The Department of Energy has awarded $5 million to create tools to increase the nation’s level of preparedness for biological threats — including an infection rate tracking program for COVID-19 developed by a Sandia National Laboratories team in 2020.
Jaideep Ray and Cosmin Safta developed an approach using publicly available data from states to track and predict outbreaks of COVID-19 in large populations. Since then, they have refined their model to track infection rates at the county level, where infection rates and case counts start small.
“You may not get hundreds of people infected or coming in sick every day, especially during the early days of an outbreak. You may get 10 to 12, which is what we’ve seen for counties like Bernalillo and Valencia in New Mexico,” Ray said. “If you get about 5 to 10 people coming in sick every day, we can figure out how fast the disease is spreading and we can forecast how it’s going to move in the next two weeks.”
That kind of specificity is vital to learning to stop outbreaks before they have a chance to spread. In June, DOE’s Office of Science established a Bio-preparedness Research Virtual Environment initiative to plan for future events and put out a call for proposals to advance work that can provide early warning. The Sandia team partnered with researchers from Argonne National Laboratory and their joint proposal was accepted in August, with a total project award of $825,000 a year.

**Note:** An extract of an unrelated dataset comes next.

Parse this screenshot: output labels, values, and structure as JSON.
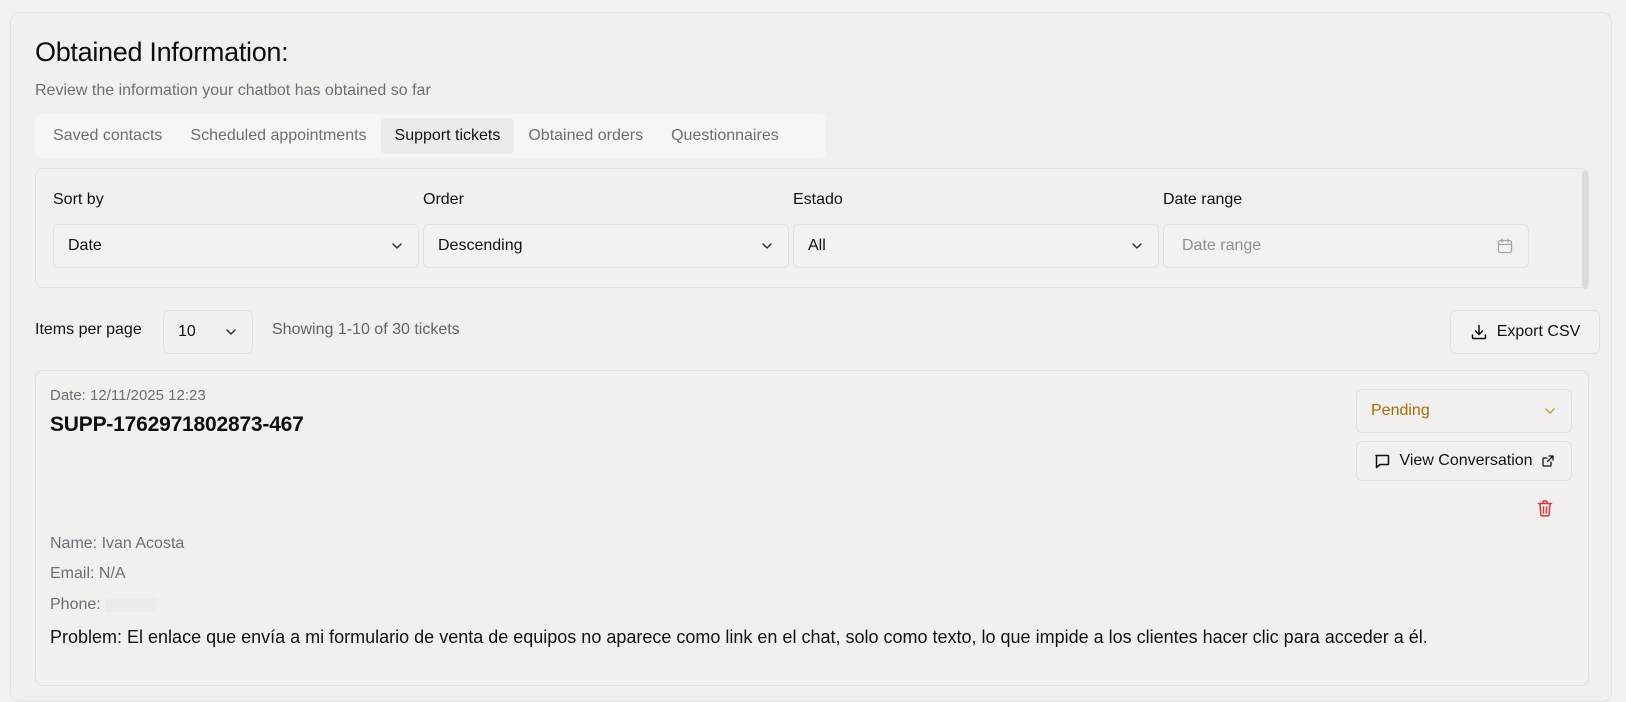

“The first thing we want to do is try to make the model less computationally expensive,” Ray said, explaining the goals for the next two years. “The second thing that we are going to do is look at the question: If you had the beginnings of an outbreak, and it’s infected 30 or so people in a small village of 100 or 200 people, can we use that data to infer the mechanism of human-to-human transmission, and what the spread rate is? In other words, does the new disease have the potential to become a pandemic?”
Finally, the team will refine an agent-based modeling tool developed at Argonne. This computational framework looks at individual or group interactions through the lens of game theory, evolutionary programming, sociology and similar analysis methods to model the spread of an outbreak — including under scenarios where public health restrictions have been instituted. Such models are invaluable in evaluating the efficiency of potential public health countermeasures in slowing an outbreak, versus the disruption they would cause.

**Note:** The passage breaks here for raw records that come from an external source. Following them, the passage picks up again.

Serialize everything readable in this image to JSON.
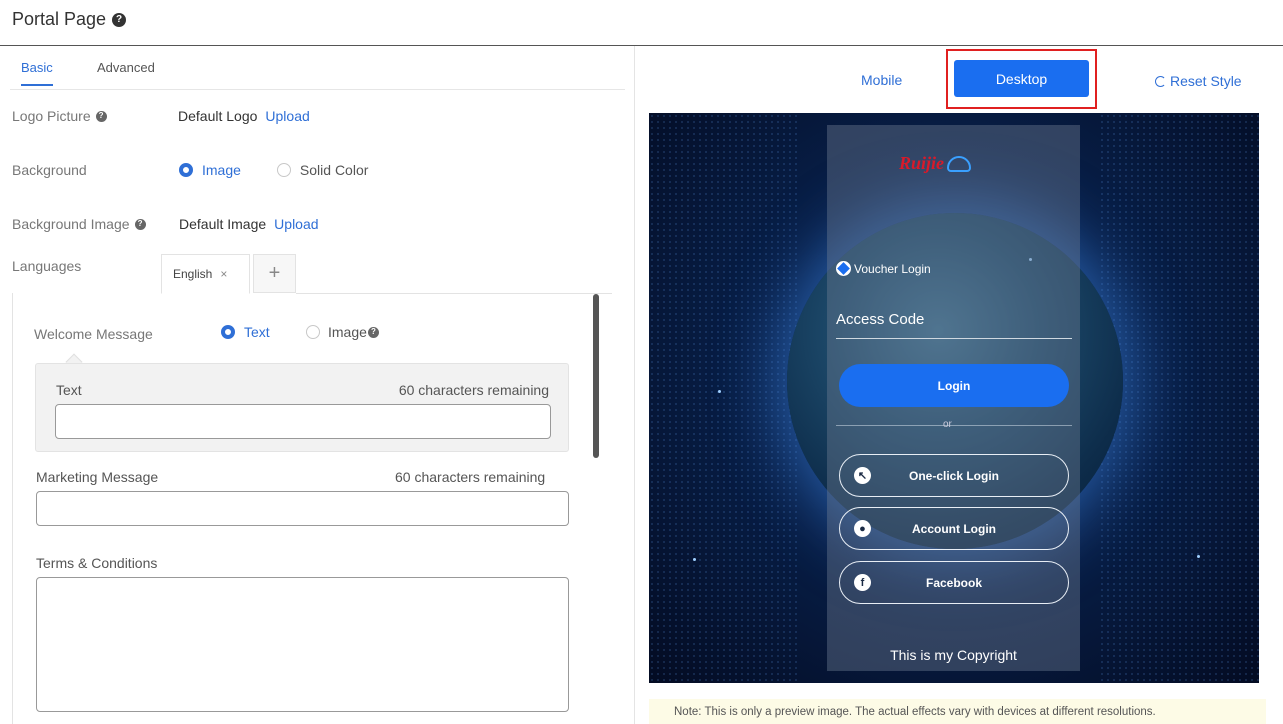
{
  "page": {
    "title": "Portal Page"
  },
  "tabs": {
    "basic": "Basic",
    "advanced": "Advanced"
  },
  "logo": {
    "label": "Logo Picture",
    "value": "Default Logo",
    "action": "Upload"
  },
  "background": {
    "label": "Background",
    "options": [
      "Image",
      "Solid Color"
    ],
    "selected": "Image"
  },
  "background_image": {
    "label": "Background Image",
    "value": "Default Image",
    "action": "Upload"
  },
  "languages": {
    "label": "Languages",
    "tabs": [
      "English"
    ],
    "close_glyph": "×",
    "add_glyph": "+"
  },
  "welcome": {
    "label": "Welcome Message",
    "options": [
      "Text",
      "Image"
    ],
    "selected": "Text",
    "text_label": "Text",
    "remaining": "60 characters remaining",
    "text_value": ""
  },
  "marketing": {
    "label": "Marketing Message",
    "remaining": "60 characters remaining",
    "value": ""
  },
  "terms": {
    "label": "Terms & Conditions",
    "value": ""
  },
  "view": {
    "mobile": "Mobile",
    "desktop": "Desktop",
    "selected": "Desktop",
    "reset": "Reset Style"
  },
  "preview": {
    "brand": "Ruijie",
    "voucher_login": "Voucher Login",
    "access_code": "Access Code",
    "login": "Login",
    "or": "or",
    "one_click": "One-click Login",
    "account_login": "Account Login",
    "facebook": "Facebook",
    "copyright": "This is my Copyright"
  },
  "note": "Note: This is only a preview image. The actual effects vary with devices at different resolutions.",
  "colors": {
    "accent": "#2f6fd6",
    "primary_button": "#1a6ef0",
    "highlight_border": "#e02020"
  }
}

“We’ll be using data to ‘back out’ how fast a novel disease jumps from person to person, and the social links facilitating that transmission,” Ray said. “This is something we started 13 or 14 years ago. People are very interested in that kind of work now because it tells you the mechanism and route of disease spread — and therefore a weak link where you could potentially break the chain of transmission.”
Such a breakthrough, funded through this research grant, might one day help the nation avoid the debilitating and deadly impacts of the next pandemic.